Beniaminkowie potrafią namieszać

26.03.20Utworzono
/uploads/assets/2269/Acana-Orzeł.jpg
18. kolejka Futsal Ekstraklasy może okazać się ostatnią - i obecna sytuacja w tabeli może być końcową. Gdyby tak się stało, wicemistrzem Polski zostałby beniaminek.

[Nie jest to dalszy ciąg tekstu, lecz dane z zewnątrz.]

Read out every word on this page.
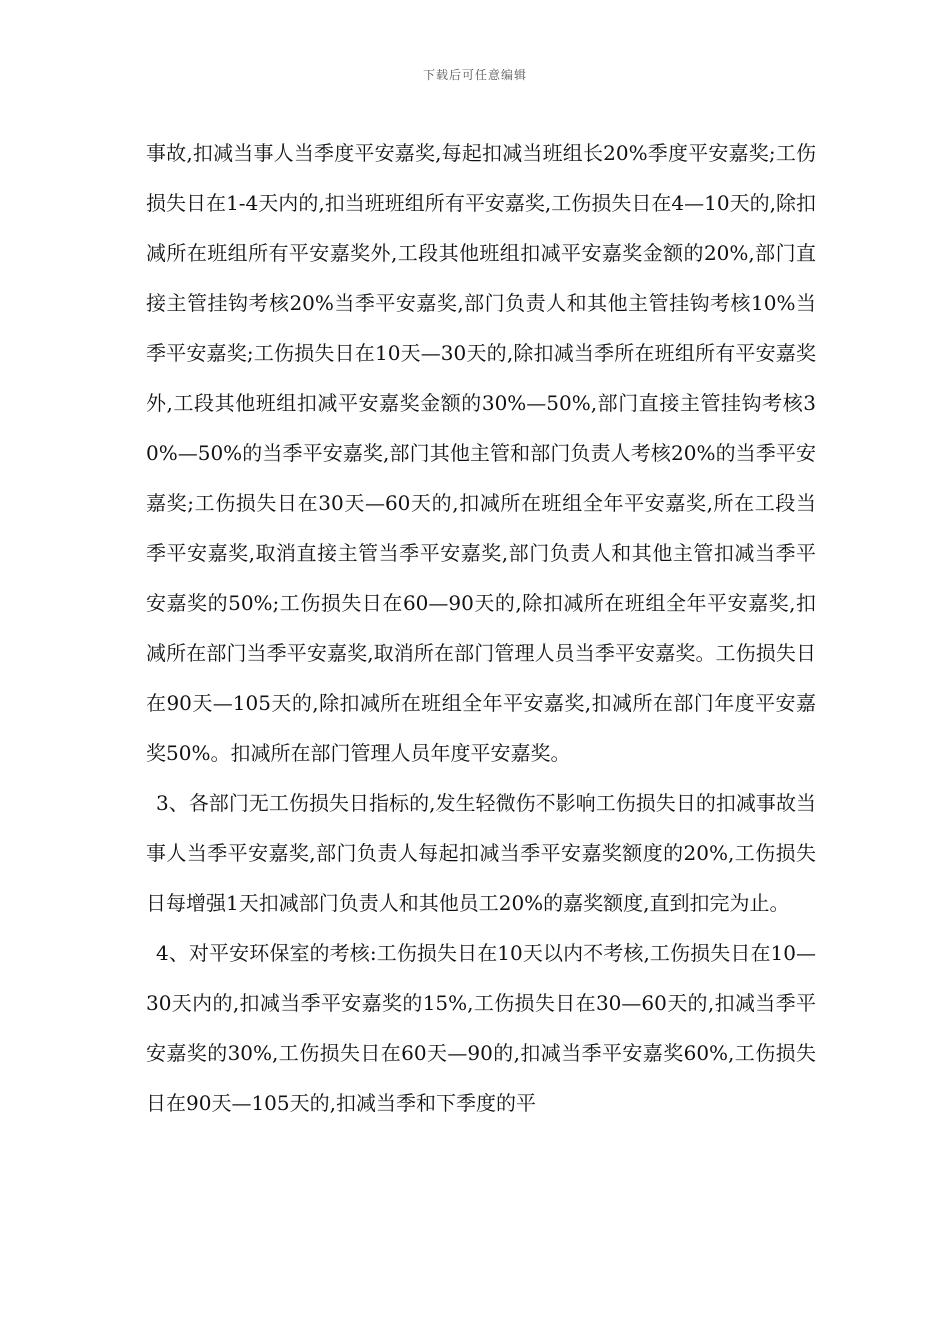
下载后可任意编辑

事故,扣减当事人当季度平安嘉奖,每起扣减当班组长20%季度平安嘉奖;工伤损失日在1-4天内的,扣当班班组所有平安嘉奖,工伤损失日在4—10天的,除扣减所在班组所有平安嘉奖外,工段其他班组扣减平安嘉奖金额的20%,部门直接主管挂钩考核20%当季平安嘉奖,部门负责人和其他主管挂钩考核10%当季平安嘉奖;工伤损失日在10天—30天的,除扣减当季所在班组所有平安嘉奖外,工段其他班组扣减平安嘉奖金额的30%—50%,部门直接主管挂钩考核30%—50%的当季平安嘉奖,部门其他主管和部门负责人考核20%的当季平安嘉奖;工伤损失日在30天—60天的,扣减所在班组全年平安嘉奖,所在工段当季平安嘉奖,取消直接主管当季平安嘉奖,部门负责人和其他主管扣减当季平安嘉奖的50%;工伤损失日在60—90天的,除扣减所在班组全年平安嘉奖,扣减所在部门当季平安嘉奖,取消所在部门管理人员当季平安嘉奖。工伤损失日在90天—105天的,除扣减所在班组全年平安嘉奖,扣减所在部门年度平安嘉奖50%。扣减所在部门管理人员年度平安嘉奖。

3、各部门无工伤损失日指标的,发生轻微伤不影响工伤损失日的扣减事故当事人当季平安嘉奖,部门负责人每起扣减当季平安嘉奖额度的20%,工伤损失日每增强1天扣减部门负责人和其他员工20%的嘉奖额度,直到扣完为止。

4、对平安环保室的考核:工伤损失日在10天以内不考核,工伤损失日在10—30天内的,扣减当季平安嘉奖的15%,工伤损失日在30—60天的,扣减当季平安嘉奖的30%,工伤损失日在60天—90的,扣减当季平安嘉奖60%,工伤损失日在90天—105天的,扣减当季和下季度的平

Takie sytuacje zdarzają się bardzo rzadko. Constract Lubawa, który w poprzednim sezonie awansował do Futsal Ekstraklasya po barażach - a wcześniej w barażach przegrywał - może być pierwszą po Rekordzie Bielsko-Biała siłą futsalową w kraju.

 

Przed taką szansą był po 18. kolejce poprzednich rozgrywek zespół Acany Orła Jelcz-Laskowice - także zajmował drugie miejsce w tabeli. Ostatecznie skończył tuż za podium, na czwartej pozycji.

 

Tak znakomita postawa beniaminków to jednak oczywiście rzadkość. Trzeba jednak zaznaczyć, że pozostali nowicjusze nie byli tylko chłopcami do bicia.

 

W czterech ostatnich sezonach mieliśmy 10 beniaminków. Jeżeli teraz Gwiazda Ruda Śląska opuści Futsal Ekstraklasa, będzie trzecim z dziesięciu, który pożegna się z najwyższą klasą rozgrywkową.

 

Poza Constractem oraz Acaną Orłem oraz trzema spadkowiczami - trzej pozostali beniaminkowie w poprzednich rozgrywkach (Red Devils Chojnice, Słoneczny Stok Białystok oraz AZS UG Gdańsk) kończyli rozgrywki na 9-10 miejscu. Dla gdańszczan 10 pozycja oznaczała baraże, po których pozostali w ekstraklasie. Teraz dziewiąty jest GSF Gliwice, a jedenasty GI Malepszy Leszno.

 

W sumie: los beniaminków w czterech ostatnich sezonach nie był i nie jest najgorszy.